The *correlation coefficient* is the relationship between the incoming
signals at the antenna ports in an array. Mutual coupling in array systems degrades the
performance of the array. The correlation coefficient between antennas is used as a
performance metric in multiple-input multiple-output (MIMO) systems to quantify the system
performance and efficiency of the antennas. By using the correlation coefficient, a MIMO
system designer is able to understand the level of coupling that exists between the antenna
ports in the system. To minimize the mutual coupling would imply to reduce the correlation
coefficient between the pairs of ports. Antenna designers use two approaches to the calculate
correlation coefficient: the far-field Radiation pattern and S-parameters.

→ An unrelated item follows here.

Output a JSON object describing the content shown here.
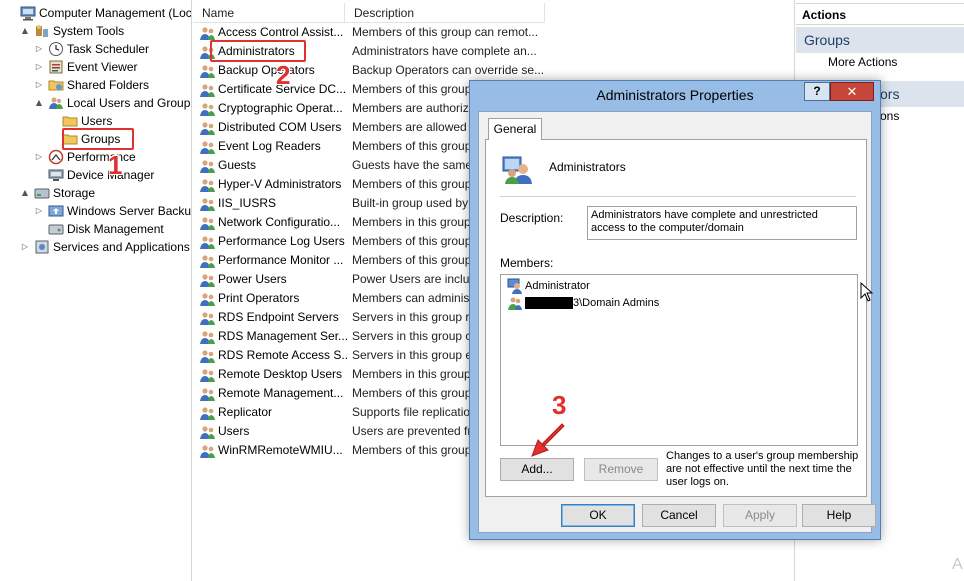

### Far-Field Radiation Pattern

The correlation coefficient of a two antenna array system is:

$${\rho}_{e}=\frac{{\left|{\displaystyle \underset{4\pi}{\int}{\displaystyle \int [\overrightarrow{{F}_{1}}(\theta ,\varphi )\u2022\overrightarrow{{F}_{2}}(\theta ,\varphi )]d\Omega}}\right|}^{2}}{{\displaystyle \underset{4\pi}{\int}{\displaystyle \int {\left|\overrightarrow{{F}_{1}}(\theta ,\varphi )\right|}^{2}d\Omega {\displaystyle \underset{4\pi}{\int}{\displaystyle \int {\left|\overrightarrow{{F}_{2}}(\theta ,\varphi )\right|}^{2}d\Omega}}}}}$$

where $$\overrightarrow{{F}_{i}}(\theta ,\varphi )$$ is the radiation pattern of the antenna system when port
*i* is excited. Computing the correlation coefficient using this formula,
requires the radiation pattern of the antenna. This approach is hard and time
consuming.

### S-Parameter Characterization

Antenna Toolbox™ uses the S-parameter characterization to calculate correlation between antenna elements in an array. This approach is simpler than the far-field approach because the S-parameter calculation does not use the radiation patterns of the antennas. Correlation coefficient is calculated using S-parameter by using:

$${\rho}_{e}=\frac{{\left|{S}_{11}^{*}{S}_{12}+{S}_{21}^{*}{S}_{22}\right|}^{2}}{(1-({\left|{S}_{11}\right|}^{2}+{\left|{S}_{21}\right|}^{2}))(1-({\left|{S}_{22}\right|}^{2}+{\left|{S}_{12}\right|}^{2}))}$$

The advantages of this method are quick analysis and broadband
correlation results. However, this approach assumes that the antennas are lossless and that
incoming waves are uniformly distributed. To calculate and plot the correlation between
antennas in an array, use the `correlation`

function in Antenna Toolbox™.

## References

[1] Blanch, S. Romeu, J. and Corbella, I. *Exact Representation of antenna
system diversity performance from input parameter description*

[2] Stutzman, W.L. Thiele, G.A. *Antenna Theory and Design*, 3rd
Edition. New York: Wiley, 2013, p. 307.